A Categorical Unification for Multi-Model Data: Part I Categorical Model and Normal Forms
Jiaheng Lu
TL;DR
The paper proposes a unified categorical framework to manage multi-model data (relation, XML, graph) by modeling databases as a thin set category enriched with pullbacks, pushouts, and limits. It introduces two reduced representations, 1RR and 2RR, to connect category-based schemas with traditional normal forms: 1RR yields BCNF and XML NF, while 2RR achieves 4NF (and a graph-equivalent normalization). It provides FD/MVD closure algorithms within categories and mapping algorithms from categorical schemas to relational, XML, and graph schemas, establishing a cross-model normal form theory.

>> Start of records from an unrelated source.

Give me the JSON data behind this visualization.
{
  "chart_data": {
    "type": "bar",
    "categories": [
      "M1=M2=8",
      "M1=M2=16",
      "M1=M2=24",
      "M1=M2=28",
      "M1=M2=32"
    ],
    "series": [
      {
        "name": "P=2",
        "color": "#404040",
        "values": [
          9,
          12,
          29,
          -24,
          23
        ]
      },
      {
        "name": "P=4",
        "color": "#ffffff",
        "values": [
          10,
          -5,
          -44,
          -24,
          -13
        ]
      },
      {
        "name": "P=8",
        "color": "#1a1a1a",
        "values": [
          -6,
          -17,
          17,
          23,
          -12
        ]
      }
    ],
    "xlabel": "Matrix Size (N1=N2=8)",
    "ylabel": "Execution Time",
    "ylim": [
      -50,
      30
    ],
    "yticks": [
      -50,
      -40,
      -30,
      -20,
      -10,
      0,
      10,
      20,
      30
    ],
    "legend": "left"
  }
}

The work aims to enable lossless, redundancy-minimized representations across data models and to support future cross-model query processing and optimization in multi-model databases.
Abstract
Modern database systems face a significant challenge in effectively handling the Variety of data. The primary objective of this paper is to establish a unified data model and theoretical framework for multi-model data management. To achieve this, we present a categorical framework to unify three types of structured or semi-structured data: relation, XML, and graph-structured data. Utilizing the language of category theory, our framework offers a sound formal abstraction for representing these diverse data types. We extend the Entity-Relationship (ER) diagram with enriched semantic constraints, incorporating categorical ingredients such as pullback, pushout and limit. Furthermore, we develop a categorical normal form theory which is applied to category data to reduce redundancy and facilitate data maintenance. Those normal forms are applicable to relation, XML and graph data simultaneously, thereby eliminating the need for ad-hoc, model-specific definitions as found in separated normal form theories before. Finally, we discuss the connections between this new normal form framework and Boyce-Codd normal form, fourth normal form, and XML normal form.